Ipotizza, in ordinanza di rimessione alla Corte delle leggi depositata il 26 aprile 2010, contrasti con gli artt. 2, 3 e 51 comma 1 e 3 Cost.; con l'art. 52 della Carta dei diritti fondamentali dell'Unione Europea, valorizzata ex art. 117 Cost.; con l'art. 11 della C.E.D.U.
In particolare afferma il C.N.F. che non si possono giustificare  leggi che incidono su di un diritto fondamentale, se non per realizzare adeguato vantaggio per l'interesse contrapposto che la norma di legge vorrebbe tutelare (e sempre in modo non eccedente quanto necessario al raggiungimento della finalità perseguita).
LEGGI DI SEGUITO AMPI STRALCI DELL'ORDINANZA DI RIMESSIONE ALLA CORTE COSTITUZIONALE  EMESSA IN CAUSA NELLA QUALE SI CONTROVERTEVA SULLA CANDIDATURA E LA PROCLAMAZIONE DELL'ELEZIONE DI UN AVVOCATO A MEMBRO DEL CONSIGLIO DELL'ORDINE DEGLI AVVOCATI DI ROMA PER IL BIENNIO  2010/2011 ...
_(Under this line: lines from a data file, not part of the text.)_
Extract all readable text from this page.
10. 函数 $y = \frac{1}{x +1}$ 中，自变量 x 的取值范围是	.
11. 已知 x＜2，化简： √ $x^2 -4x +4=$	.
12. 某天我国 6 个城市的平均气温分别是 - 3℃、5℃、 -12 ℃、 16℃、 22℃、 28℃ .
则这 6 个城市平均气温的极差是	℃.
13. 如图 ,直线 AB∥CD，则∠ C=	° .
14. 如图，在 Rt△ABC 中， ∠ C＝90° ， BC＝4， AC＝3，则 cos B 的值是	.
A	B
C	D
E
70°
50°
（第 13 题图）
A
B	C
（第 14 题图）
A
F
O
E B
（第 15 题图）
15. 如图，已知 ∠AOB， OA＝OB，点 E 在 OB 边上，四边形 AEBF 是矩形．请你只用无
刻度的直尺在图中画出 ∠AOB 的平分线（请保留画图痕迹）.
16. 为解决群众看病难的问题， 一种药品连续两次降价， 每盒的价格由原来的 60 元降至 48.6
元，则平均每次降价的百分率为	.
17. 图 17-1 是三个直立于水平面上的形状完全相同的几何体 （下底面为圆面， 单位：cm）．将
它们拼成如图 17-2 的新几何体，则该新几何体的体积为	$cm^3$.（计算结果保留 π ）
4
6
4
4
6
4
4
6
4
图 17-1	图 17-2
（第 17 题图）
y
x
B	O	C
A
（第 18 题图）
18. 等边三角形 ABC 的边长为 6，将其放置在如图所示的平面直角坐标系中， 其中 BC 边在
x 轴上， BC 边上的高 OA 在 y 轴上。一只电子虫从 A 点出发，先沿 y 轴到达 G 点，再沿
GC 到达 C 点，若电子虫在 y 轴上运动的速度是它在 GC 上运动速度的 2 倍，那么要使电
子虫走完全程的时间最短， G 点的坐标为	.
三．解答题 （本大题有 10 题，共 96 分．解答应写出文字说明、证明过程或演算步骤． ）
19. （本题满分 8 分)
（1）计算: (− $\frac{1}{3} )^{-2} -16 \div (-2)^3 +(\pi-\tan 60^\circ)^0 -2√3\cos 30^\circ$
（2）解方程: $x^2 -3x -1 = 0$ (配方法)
... e per un commento scrivimi all'indirizzo perelli.maurizio su libero.it


Con ordinanza depositata il 26/4/2010, a seguito del reclamo proposto dall'avvocato Carlo Testa avverso la candidatura e la proclamazione dell'avv. Alessandro Graziani quale eletto a conclusione del ballottaggio per il rinnovo del Consiglio dell'Ordine degli avvocati di Roma per il biennio 2010/2011, il C.N.F. ha sollevato questione di legittimità costituzionale della disposizione della legge professionale forense che, rimuovendo l'impedimento alla elezione passiva ai Consigli degli Ordini forensi e agli Organi della Cassa di previdenza e di assistenza forense per gli avvocati che abbiano fatto parte delle Commissioni d'esame di abilitazione forense solo dopo che siano state espletate le elezioni immediatamente successive all'incarico ricoperto per entrambe le elezioni, gli è apparsa in contrasto con gli artt. 2, 3 e 51 comma 1 e 3 Cost., nonchè con gli artt. 52 della Carta dei diritti fondamentali e l'art. 11 C.E.D.U..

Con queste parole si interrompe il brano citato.